The percentage of new businesses started by women fell in 2014 to pre-recession lows, according to a new report. Yet the decline may signal the beginning of a positive trend in corporate America. For the past 20 years, women have been launching new businesses at a higher rate than men. When the recession hit in 2008, small businesses were arguably impacted the most, and droves of female entrepreneurs responded to the crash by launching a new venture. Analysts largely viewed this trend as a good thing: More women starting companies boosts job creation and strengthens the general economy.
So now that fewer women are starting businesses, critics are quick to point to this as negative for both women entrepreneurs as well as the economy. Yet it is important to consider why women launch their own companies in the first place. According to a recent PayPal survey, more than half of female entrepreneurs in America start or want to start their own business to mainly achieve one thing: work-life balance. With countless women unable to juggle having a family as well as a career under the constraints of American corporate culture, more women are choosing to become their own boss.
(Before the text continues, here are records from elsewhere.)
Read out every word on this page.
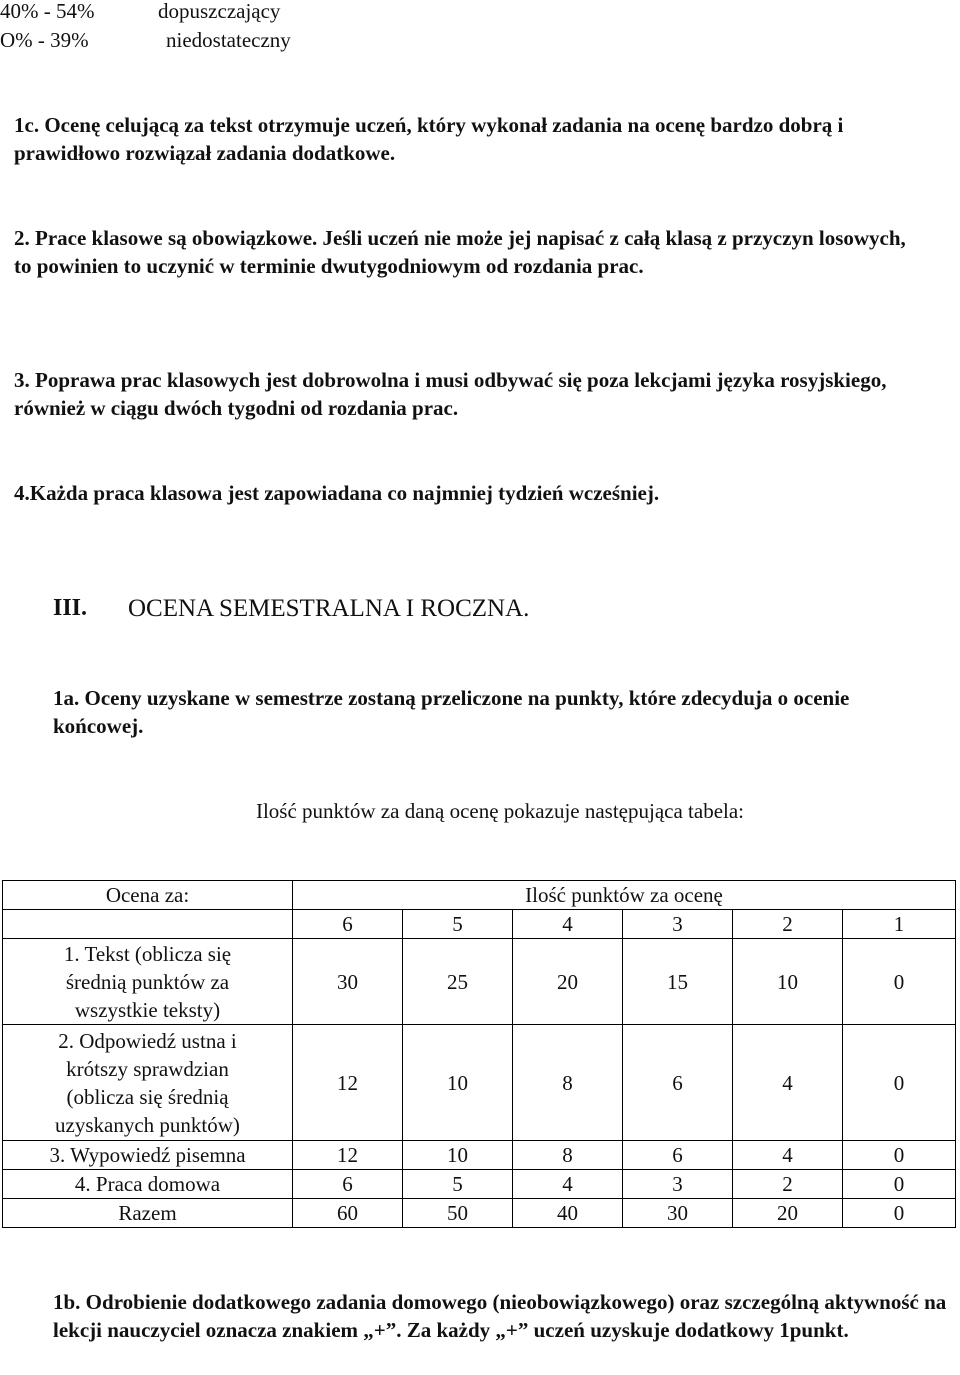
40% - 54%	dopuszczający
O% - 39%	niedostateczny
1c. Ocenę celującą za tekst otrzymuje uczeń, który wykonał zadania na ocenę bardzo dobrą i prawidłowo rozwiązał zadania dodatkowe.
2. Prace klasowe są obowiązkowe. Jeśli uczeń nie może jej napisać z całą klasą z przyczyn losowych, to powinien to uczynić w terminie dwutygodniowym od rozdania prac.
3. Poprawa prac klasowych jest dobrowolna i musi odbywać się poza lekcjami języka rosyjskiego, również w ciągu dwóch tygodni od rozdania prac.
4.Każda praca klasowa jest zapowiadana co najmniej tydzień wcześniej.
III. OCENA SEMESTRALNA I ROCZNA.
1a. Oceny uzyskane w semestrze zostaną przeliczone na punkty, które zdecyduja o ocenie końcowej.
Ilość punktów za daną ocenę pokazuje następująca tabela:
Ocena za:	Ilość punktów za ocenę					
	6	5	4	3	2	1
1. Tekst (oblicza się średnią punktów za wszystkie teksty)	30	25	20	15	10	0
2. Odpowiedź ustna i krótszy sprawdzian (oblicza się średnią uzyskanych punktów)	12	10	8	6	4	0
3. Wypowiedź pisemna	12	10	8	6	4	0
4. Praca domowa	6	5	4	3	2	0
Razem	60	50	40	30	20	0
1b. Odrobienie dodatkowego zadania domowego (nieobowiązkowego) oraz szczególną aktywność na lekcji nauczyciel oznacza znakiem „+”. Za każdy „+” uczeń uzyskuje dodatkowy 1punkt.
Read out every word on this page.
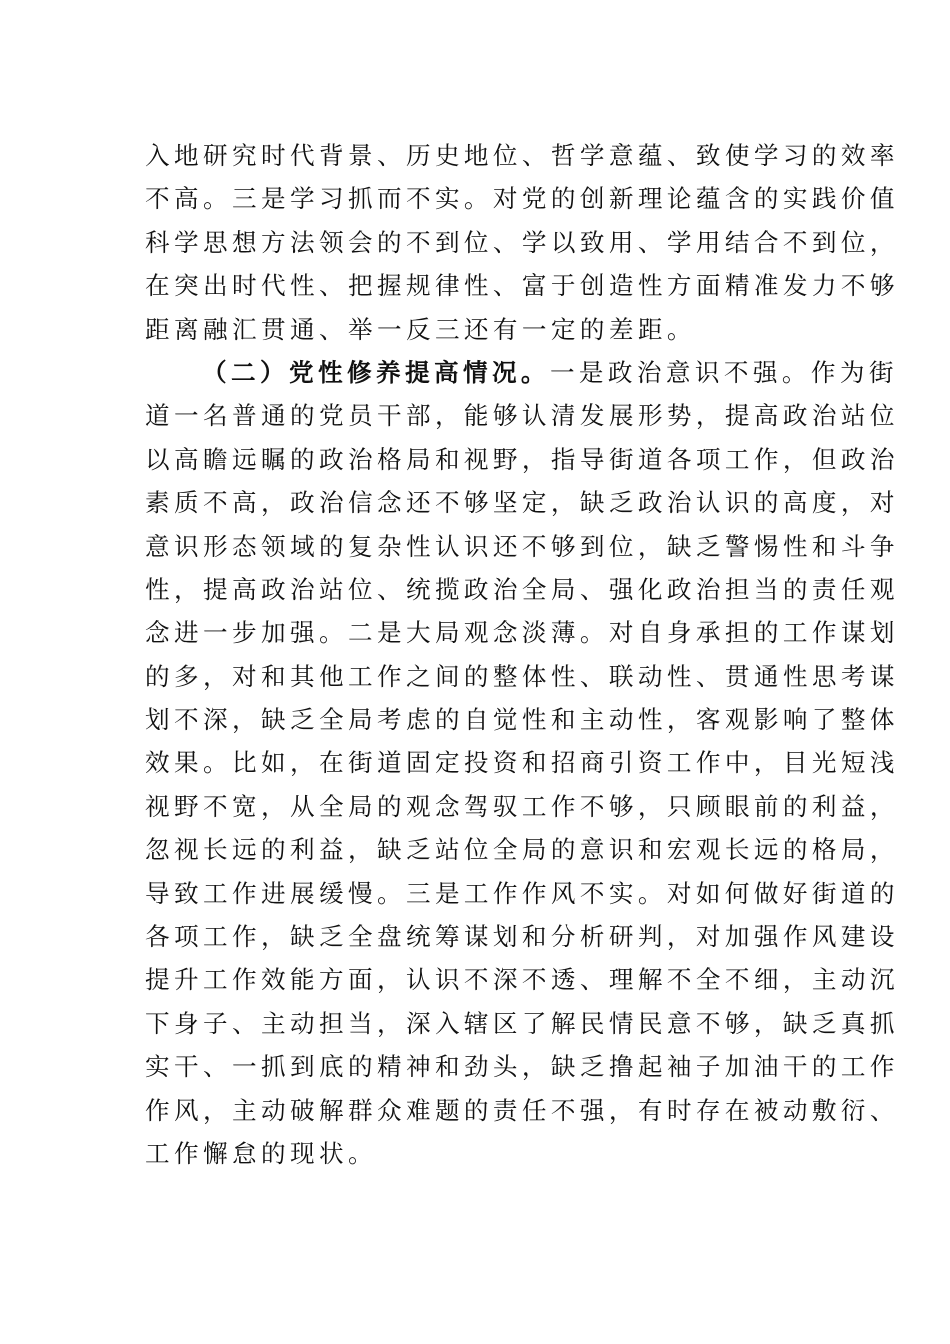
入地研究时代背景、历史地位、哲学意蕴、致使学习的效率
不高。三是学习抓而不实。对党的创新理论蕴含的实践价值
科学思想方法领会的不到位、学以致用、学用结合不到位，
在突出时代性、把握规律性、富于创造性方面精准发力不够
距离融汇贯通、举一反三还有一定的差距。
（二）党性修养提高情况。一是政治意识不强。作为街
道一名普通的党员干部，能够认清发展形势，提高政治站位
以高瞻远瞩的政治格局和视野，指导街道各项工作，但政治
素质不高，政治信念还不够坚定，缺乏政治认识的高度，对
意识形态领域的复杂性认识还不够到位，缺乏警惕性和斗争
性，提高政治站位、统揽政治全局、强化政治担当的责任观
念进一步加强。二是大局观念淡薄。对自身承担的工作谋划
的多，对和其他工作之间的整体性、联动性、贯通性思考谋
划不深，缺乏全局考虑的自觉性和主动性，客观影响了整体
效果。比如，在街道固定投资和招商引资工作中，目光短浅
视野不宽，从全局的观念驾驭工作不够，只顾眼前的利益，
忽视长远的利益，缺乏站位全局的意识和宏观长远的格局，
导致工作进展缓慢。三是工作作风不实。对如何做好街道的
各项工作，缺乏全盘统筹谋划和分析研判，对加强作风建设
提升工作效能方面，认识不深不透、理解不全不细，主动沉
下身子、主动担当，深入辖区了解民情民意不够，缺乏真抓
实干、一抓到底的精神和劲头，缺乏撸起袖子加油干的工作
作风，主动破解群众难题的责任不强，有时存在被动敷衍、
工作懈怠的现状。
So it could be that corporate America may just be doing a better job of creating flexible work arrangements for top female talent. In turn, fewer women feel the need to create their own company. Tech companies in Silicon Valley are leading the charge with longer paid maternity leave and other policies that allow all workers to chart their own path up the corporate ladder. The same goes for iconic Fortune 500 firms like American Express and Cisco.
As it becomes more par for the course for companies to hire Chief Diversity Officers as well as have human resources critically think about the needs of different types of workers, more women may begin to feel like they can succeed in the traditional workplace. Equal pay has also become a larger topic of discussion among the nation's top employers. Some CEOs are even guaranteeing equal pay for men and women. This is an important to keeping female talent as four in 10 women think equal pay is the top issue in the workplace, according to Gallup.
Still, it is critical for us to consider how the decline in new women-run businesses relates to the difficulty women face when trying to raise capital. Just 3 percent of venture-capital funds went to women-run businesses from 2011 to 2013, which could be why fewer women successfully started their own firm last year. As LinkedIn Influencer Whitney Johnson pointed out in a recent post, we need more investors to start viewing investing in women-run companies as a real business priority as opposed to a cause or "pseudo pity party."
Another alarming data point from the new report is that the average number of businesses started by American women between the ages of 20 to 34 fell nearly 27 percent since 1996. This could be the sign of a confidence issue among young US females that still needs to be addressed.
Generally speaking, when you see fewer women opting for a professional goal, the alarm bells should go off. But in this case, it's important to consider the root reasons why entrepreneurs are launching their own venture to begin with. The data shows that for many women, starting a company may be a matter of necessity as opposed to an act of volition.